Татьяна погибла. А с ней и сотни других - экипаж и пассажиры, взрослые и дети... Мертвые останки корабля кружат вокруг планеты, и только в нескольких отсеках еще теплится жизнь, и Теофил год за годом пытается связаться с каким-нибудь кораблем или обитаемым миром, чтобы вызвать помощь, и единственное, что скрашивает его одиночество там, на орбите, это сеансы связи с Карлом, когда они могут поболтать и отвести душу, обсуждая новости из перехваченных Теофилом отрывков галактического вещания. Новости в последнее время были какими-то совсем убогими, так что Карл начал подумывать, а не изобретает ли их Теофил для его утешения, а помощи все не было и не было. Конечно, трудно было надеяться, что их разыщут немедленно. Они и сами не знали, в какую часть Галактики забросило их странствие по "кротовой норе". Погибли пилоты и штурманы, и некого было спросить - как они ухитрились в эту самую нору провалиться, совершая заурядный рейс в хорошо обжитых пространствах...
Карл покосился на застывшую в скорбном молчании маску. Когда очередной сеанс? Он дернулся было посмотреть на солнце, но оборвал жест с ощущением почти физической боли от его бессмысленности. Здешнее солнце не двигалось.
Оно было намертво впаяно в небосвод.

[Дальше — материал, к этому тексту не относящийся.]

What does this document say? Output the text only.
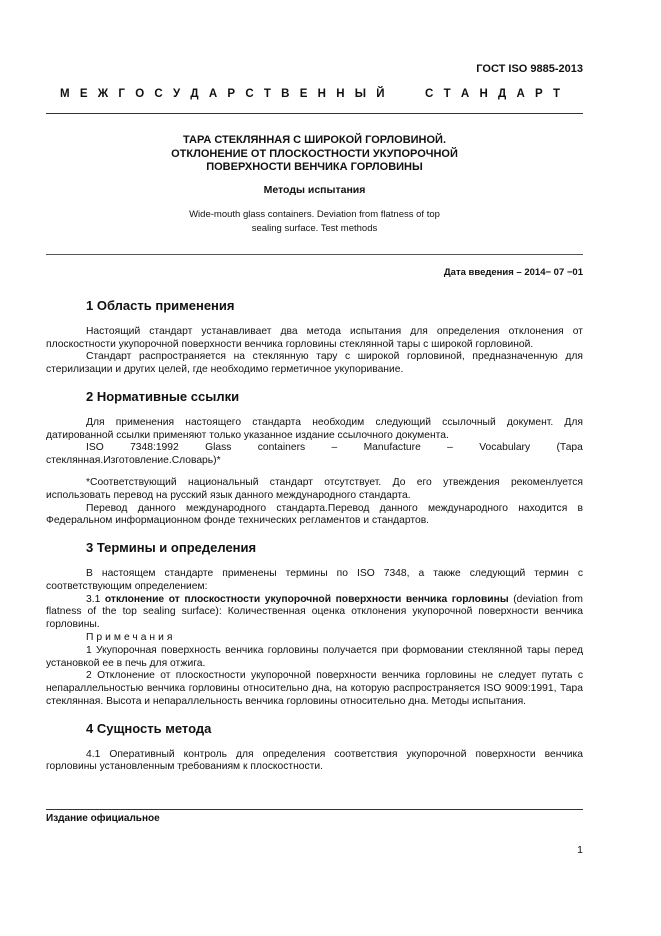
ГОСТ ISO 9885-2013
М Е Ж Г О С У Д А Р С Т В Е Н Н Ы Й	С Т А Н Д А Р Т
ТАРА СТЕКЛЯННАЯ С ШИРОКОЙ ГОРЛОВИНОЙ.
ОТКЛОНЕНИЕ ОТ ПЛОСКОСТНОСТИ УКУПОРОЧНОЙ
ПОВЕРХНОСТИ ВЕНЧИКА ГОРЛОВИНЫ
Методы испытания
Wide-mouth glass containers. Deviation from flatness of top
sealing surface. Test methods
Дата введения – 2014− 07 −01
1 Область применения

Настоящий стандарт устанавливает два метода испытания для определения отклонения от плоскостности укупорочной поверхности венчика горловины стеклянной тары с широкой горловиной.

Стандарт распространяется на стеклянную тару с широкой горловиной, предназначенную для стерилизации и других целей, где необходимо герметичное укупоривание.

2 Нормативные ссылки

Для применения настоящего стандарта необходим следующий ссылочный документ. Для датированной ссылки применяют только указанное издание ссылочного документа.

ISO	7348:1992	Glass	containers	–	Manufacture	–	Vocabulary	(Тара

стеклянная.Изготовление.Словарь)*

*Соответствующий национальный стандарт отсутствует. До его утвеждения рекоменлуется использовать перевод на русский язык данного международного стандарта.

Перевод данного международного стандарта.Перевод данного международного находится в Федеральном информационном фонде технических регламентов и стандартов.

3 Термины и определения

В настоящем стандарте применены термины по ISO 7348, а также следующий термин с соответствующим определением:

3.1 отклонение от плоскостности укупорочной поверхности венчика горловины (deviation from flatness of the top sealing surface): Количественная оценка отклонения укупорочной поверхности венчика горловины.

Примечания

1 Укупорочная поверхность венчика горловины получается при формовании стеклянной тары перед установкой ее в печь для отжига.

2 Отклонение от плоскостности укупорочной поверхности венчика горловины не следует путать с непараллельностью венчика горловины относительно дна, на которую распространяется ISO 9009:1991, Тара стеклянная. Высота и непараллельность венчика горловины относительно дна. Методы испытания.

4 Сущность метода

4.1 Оперативный контроль для определения соответствия укупорочной поверхности венчика горловины установленным требованиям к плоскостности.

Издание официальное
1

В единственных часах Карла давным-давно села батарейка, и время в этом мире стояло. Карл старился, дети росли, дул ветер, но время стояло, и над островом висел вечный полдень.

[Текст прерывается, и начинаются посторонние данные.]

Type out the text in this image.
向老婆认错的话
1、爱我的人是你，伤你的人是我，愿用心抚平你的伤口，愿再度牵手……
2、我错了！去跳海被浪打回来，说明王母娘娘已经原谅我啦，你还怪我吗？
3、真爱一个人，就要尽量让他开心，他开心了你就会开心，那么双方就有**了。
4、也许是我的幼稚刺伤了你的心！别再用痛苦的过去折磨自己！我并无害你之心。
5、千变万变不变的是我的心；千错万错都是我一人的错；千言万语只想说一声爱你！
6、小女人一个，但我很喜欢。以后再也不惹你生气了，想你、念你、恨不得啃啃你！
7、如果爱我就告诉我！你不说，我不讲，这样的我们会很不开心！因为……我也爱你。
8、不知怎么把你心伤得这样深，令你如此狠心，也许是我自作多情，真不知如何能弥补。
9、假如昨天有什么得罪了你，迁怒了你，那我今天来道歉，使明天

Карл неподвижно сидел в центре почти круглой, четко очерченной тени солнечной батареи, спиной к передатчику, лицом к морю. Над его головой ветер развевал длинные пряди сухих, разноцветных водорослей, привязанных к ферме (явно работа Мервина, как и узоры из раковин и панцирей), гудела под ветром туго натянутая на зонтичный каркас ткань солнечной батареи, море оставалось пустым и ничего не происходило.
"... да, хорошо адаптировались", думал Карл, "кто мог бы подумать... особенно когда кончились запасы пищи и пришлось переходить на местную живность..."
То были кошмарные дни. Карл с содроганием вспоминал все эти болезни, которые неизвестно как и чем надо было лечить, расстройства желудков и поносы, их плач и свое полное бессилие и отчаяние.